佐治村の医師の息子・多聞は、京都の紅屋という薬問屋で医学を学んでいた。
やがて紅屋の一人娘の定子と恋仲になり、三年後、医学を修めた多聞は定子に「必ず迎えに来る」と約束して佐治村へ帰った。
ところがその年の九月の夕暮れ、不意に定子が多聞の家を訪ねてきた。
だが定子は夏なのに冬用の装束をまとい、その態度はとても憂鬱そうだった。
不審に思い紅屋へ飛脚を送ると、定子は多聞を思ったまま二ヶ月前に病死していたことがわかった。
事情を聞いた定子の父・定張は、佐治村まで来て死んだ娘と対面したが、定子は表情も変えず無言のままだった。
そこで定張は高源寺の高僧に事情を説明し、娘の成仏を願った。
そしてその日の深夜、高僧は定子を寺の一室に招き入れ、大声で読経した。
すると定子は静かに微笑み姿を消そうとしたので、高僧が彼女の袖を掴むと、片袖だけを残して消え去った。
その後、定張は仏門に入り、高源寺の境内に仏光寺を建立したという。
高源寺には定子の片袖と、紅屋から寄進された紫縮緬の幔幕が宝蔵してあり、また境内には父と娘の戒名入りの石碑が祀られている。

『青垣町誌』「高原寺の幽霊の片袖」より


ちなみに京都の紅屋(現在の三条堺町付近にあった)から丹波の佐治まで直線距離でおよそ80kmくらい離れています。
幽霊になっても結構遠くまで移動出来るんですね。
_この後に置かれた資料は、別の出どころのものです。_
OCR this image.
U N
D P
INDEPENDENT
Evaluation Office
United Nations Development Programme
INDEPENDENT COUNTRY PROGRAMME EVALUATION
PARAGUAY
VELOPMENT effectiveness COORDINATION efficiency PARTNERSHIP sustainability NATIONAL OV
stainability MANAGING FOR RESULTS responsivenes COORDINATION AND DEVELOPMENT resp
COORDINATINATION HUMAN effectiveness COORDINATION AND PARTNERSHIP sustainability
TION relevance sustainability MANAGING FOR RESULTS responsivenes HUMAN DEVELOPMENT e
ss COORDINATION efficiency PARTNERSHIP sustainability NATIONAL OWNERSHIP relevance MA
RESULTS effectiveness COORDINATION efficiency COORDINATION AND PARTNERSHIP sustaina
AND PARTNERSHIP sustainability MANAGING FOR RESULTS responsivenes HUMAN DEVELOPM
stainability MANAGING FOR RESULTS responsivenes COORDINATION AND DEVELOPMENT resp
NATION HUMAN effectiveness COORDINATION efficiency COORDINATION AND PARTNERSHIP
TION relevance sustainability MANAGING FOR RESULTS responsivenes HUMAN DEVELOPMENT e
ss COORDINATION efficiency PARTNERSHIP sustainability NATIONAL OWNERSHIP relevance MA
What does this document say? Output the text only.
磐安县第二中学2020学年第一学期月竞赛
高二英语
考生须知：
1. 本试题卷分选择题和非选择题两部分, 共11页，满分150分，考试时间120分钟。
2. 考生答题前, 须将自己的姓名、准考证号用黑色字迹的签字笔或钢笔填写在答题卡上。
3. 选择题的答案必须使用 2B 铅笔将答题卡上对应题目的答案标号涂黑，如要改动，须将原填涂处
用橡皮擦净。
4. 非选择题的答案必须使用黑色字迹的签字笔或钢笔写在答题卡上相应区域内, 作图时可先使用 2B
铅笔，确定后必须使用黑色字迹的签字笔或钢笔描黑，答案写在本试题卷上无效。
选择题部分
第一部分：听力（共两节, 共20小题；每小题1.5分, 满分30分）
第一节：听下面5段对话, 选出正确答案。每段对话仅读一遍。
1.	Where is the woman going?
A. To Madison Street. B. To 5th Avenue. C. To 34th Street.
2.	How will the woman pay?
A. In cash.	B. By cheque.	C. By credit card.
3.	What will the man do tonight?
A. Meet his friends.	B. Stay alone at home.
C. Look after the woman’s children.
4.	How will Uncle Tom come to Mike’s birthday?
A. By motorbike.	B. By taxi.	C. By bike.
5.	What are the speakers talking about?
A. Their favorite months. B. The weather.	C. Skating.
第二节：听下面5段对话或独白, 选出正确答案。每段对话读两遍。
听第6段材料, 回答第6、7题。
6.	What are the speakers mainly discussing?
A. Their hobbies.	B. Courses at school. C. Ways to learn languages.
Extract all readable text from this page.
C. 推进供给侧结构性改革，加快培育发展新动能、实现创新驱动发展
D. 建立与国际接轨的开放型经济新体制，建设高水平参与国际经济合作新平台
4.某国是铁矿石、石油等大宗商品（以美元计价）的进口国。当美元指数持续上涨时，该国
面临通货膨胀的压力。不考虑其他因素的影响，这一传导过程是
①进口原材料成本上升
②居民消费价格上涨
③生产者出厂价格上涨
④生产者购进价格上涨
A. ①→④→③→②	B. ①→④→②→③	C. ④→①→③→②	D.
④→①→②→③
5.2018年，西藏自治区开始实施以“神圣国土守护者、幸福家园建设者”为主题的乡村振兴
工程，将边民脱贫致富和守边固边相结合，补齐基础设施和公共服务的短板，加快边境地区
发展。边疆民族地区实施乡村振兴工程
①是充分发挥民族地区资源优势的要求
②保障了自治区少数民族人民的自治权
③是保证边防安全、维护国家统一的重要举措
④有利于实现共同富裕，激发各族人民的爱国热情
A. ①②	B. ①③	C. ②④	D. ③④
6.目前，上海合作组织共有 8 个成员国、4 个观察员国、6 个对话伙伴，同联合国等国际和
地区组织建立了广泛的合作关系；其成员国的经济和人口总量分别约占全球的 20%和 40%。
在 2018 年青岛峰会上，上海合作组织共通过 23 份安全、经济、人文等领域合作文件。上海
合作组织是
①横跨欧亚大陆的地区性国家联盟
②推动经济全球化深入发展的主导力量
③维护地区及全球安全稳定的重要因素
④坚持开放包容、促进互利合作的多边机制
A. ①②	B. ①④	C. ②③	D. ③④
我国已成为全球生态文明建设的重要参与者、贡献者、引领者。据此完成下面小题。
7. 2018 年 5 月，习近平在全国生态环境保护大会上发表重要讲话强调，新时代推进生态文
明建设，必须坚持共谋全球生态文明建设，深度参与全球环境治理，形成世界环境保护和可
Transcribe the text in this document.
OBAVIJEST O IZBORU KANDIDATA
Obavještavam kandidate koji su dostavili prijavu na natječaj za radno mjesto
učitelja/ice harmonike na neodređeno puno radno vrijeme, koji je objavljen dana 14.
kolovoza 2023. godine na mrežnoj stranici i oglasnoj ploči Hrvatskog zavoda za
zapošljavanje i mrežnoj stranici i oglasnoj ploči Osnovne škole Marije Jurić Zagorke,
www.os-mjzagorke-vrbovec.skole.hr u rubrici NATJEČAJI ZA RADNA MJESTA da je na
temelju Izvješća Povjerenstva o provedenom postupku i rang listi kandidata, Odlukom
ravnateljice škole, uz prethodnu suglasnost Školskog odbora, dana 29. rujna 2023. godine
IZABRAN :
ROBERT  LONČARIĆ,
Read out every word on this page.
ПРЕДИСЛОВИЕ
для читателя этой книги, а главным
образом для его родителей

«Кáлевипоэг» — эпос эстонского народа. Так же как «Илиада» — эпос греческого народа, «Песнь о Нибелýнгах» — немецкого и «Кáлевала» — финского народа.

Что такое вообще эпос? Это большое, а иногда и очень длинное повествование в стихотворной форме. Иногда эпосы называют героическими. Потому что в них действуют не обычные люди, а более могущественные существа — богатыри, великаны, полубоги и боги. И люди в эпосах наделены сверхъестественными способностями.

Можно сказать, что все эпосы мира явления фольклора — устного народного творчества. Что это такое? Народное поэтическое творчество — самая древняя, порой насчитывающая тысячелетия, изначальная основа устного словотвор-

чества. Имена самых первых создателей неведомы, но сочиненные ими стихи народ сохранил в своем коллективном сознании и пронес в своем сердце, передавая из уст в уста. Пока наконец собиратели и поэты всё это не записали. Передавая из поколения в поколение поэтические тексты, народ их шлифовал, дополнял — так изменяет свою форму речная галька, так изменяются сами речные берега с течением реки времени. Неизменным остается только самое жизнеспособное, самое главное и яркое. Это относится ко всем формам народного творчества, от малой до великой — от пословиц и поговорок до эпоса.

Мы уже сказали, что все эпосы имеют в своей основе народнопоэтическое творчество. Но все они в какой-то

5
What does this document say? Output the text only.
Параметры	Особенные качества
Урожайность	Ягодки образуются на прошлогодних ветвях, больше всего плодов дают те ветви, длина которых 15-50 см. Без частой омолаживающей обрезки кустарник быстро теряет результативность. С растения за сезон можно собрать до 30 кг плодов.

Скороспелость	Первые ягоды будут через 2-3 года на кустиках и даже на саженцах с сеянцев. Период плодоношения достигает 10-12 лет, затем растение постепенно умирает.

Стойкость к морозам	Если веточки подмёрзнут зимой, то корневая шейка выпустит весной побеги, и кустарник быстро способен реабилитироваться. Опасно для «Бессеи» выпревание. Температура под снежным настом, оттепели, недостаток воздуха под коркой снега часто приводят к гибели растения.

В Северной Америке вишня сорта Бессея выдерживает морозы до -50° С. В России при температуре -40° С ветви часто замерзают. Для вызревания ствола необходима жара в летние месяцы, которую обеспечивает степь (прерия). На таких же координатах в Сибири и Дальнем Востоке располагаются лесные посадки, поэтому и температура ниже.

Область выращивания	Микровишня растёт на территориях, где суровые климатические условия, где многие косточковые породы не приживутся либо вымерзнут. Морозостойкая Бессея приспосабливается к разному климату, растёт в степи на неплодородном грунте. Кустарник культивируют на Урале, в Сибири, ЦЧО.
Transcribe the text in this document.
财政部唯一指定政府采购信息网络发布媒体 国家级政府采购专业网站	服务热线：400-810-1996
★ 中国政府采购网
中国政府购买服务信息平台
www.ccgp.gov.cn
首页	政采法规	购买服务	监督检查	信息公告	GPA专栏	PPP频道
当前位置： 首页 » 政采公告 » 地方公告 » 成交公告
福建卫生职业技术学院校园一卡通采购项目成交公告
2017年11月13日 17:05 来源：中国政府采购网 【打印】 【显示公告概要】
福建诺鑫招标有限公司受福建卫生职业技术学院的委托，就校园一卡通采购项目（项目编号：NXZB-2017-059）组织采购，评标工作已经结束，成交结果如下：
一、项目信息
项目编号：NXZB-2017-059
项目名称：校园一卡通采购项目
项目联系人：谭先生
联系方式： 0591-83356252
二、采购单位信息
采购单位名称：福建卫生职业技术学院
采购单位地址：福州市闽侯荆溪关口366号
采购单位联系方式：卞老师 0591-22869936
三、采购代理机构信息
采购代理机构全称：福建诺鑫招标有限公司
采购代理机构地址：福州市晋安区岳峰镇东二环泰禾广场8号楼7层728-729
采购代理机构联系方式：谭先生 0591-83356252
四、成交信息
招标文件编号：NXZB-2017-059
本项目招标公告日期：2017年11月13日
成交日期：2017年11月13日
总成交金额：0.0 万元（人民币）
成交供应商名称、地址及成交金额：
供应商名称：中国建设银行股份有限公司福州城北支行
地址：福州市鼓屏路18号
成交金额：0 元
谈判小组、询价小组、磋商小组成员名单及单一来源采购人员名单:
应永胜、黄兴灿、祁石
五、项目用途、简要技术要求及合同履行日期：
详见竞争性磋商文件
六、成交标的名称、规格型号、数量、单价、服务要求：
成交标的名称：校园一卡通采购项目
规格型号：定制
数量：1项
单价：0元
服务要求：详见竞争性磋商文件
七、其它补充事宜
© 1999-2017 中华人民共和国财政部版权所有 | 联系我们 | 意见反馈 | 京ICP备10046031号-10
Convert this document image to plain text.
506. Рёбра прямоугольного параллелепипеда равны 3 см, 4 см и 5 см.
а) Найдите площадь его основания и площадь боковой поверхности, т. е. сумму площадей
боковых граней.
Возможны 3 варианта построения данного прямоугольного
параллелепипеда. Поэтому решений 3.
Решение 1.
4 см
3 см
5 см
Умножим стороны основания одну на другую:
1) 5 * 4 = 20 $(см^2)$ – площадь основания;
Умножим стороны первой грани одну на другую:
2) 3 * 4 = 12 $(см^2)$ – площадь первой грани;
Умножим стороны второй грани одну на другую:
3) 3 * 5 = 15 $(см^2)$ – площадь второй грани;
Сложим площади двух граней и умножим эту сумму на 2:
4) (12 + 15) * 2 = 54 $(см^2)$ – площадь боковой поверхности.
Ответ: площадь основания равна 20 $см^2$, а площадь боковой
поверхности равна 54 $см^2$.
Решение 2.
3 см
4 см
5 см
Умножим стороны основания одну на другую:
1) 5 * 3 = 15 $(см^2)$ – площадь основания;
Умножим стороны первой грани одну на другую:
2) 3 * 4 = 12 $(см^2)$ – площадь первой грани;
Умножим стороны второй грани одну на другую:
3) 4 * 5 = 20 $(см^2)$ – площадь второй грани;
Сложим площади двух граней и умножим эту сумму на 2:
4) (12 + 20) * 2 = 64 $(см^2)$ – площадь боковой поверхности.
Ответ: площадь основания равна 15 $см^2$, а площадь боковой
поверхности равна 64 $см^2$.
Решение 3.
それとも愛のなせる業か。


定子&定張の碑
高源寺境内にある定子(右)と定張(左)の石碑。
定張の碑に比べて定子の碑はずいぶんと丸っこい形をしています。
碑文によると、定張の碑は元文二年(1737)に建てられたものだそうです。定子は碑文がなかったので不明。


幽霊水鏡の橋
高源寺には他にも、定子の幽霊がもたれかかったという「幽霊もたれの松」や、定子の幽霊が橋の上から自分の姿を水面に映して眺めたという「幽霊水鏡の橋」(画像中央の平たい石橋)など、定子の幽霊にまつわる伝承スポットがあります。


幽霊もたれの松跡地
残念ながら「幽霊もたれの松」は現存していないらしく、松が生えていたと思われる場所には小さな仏像が祀られていました。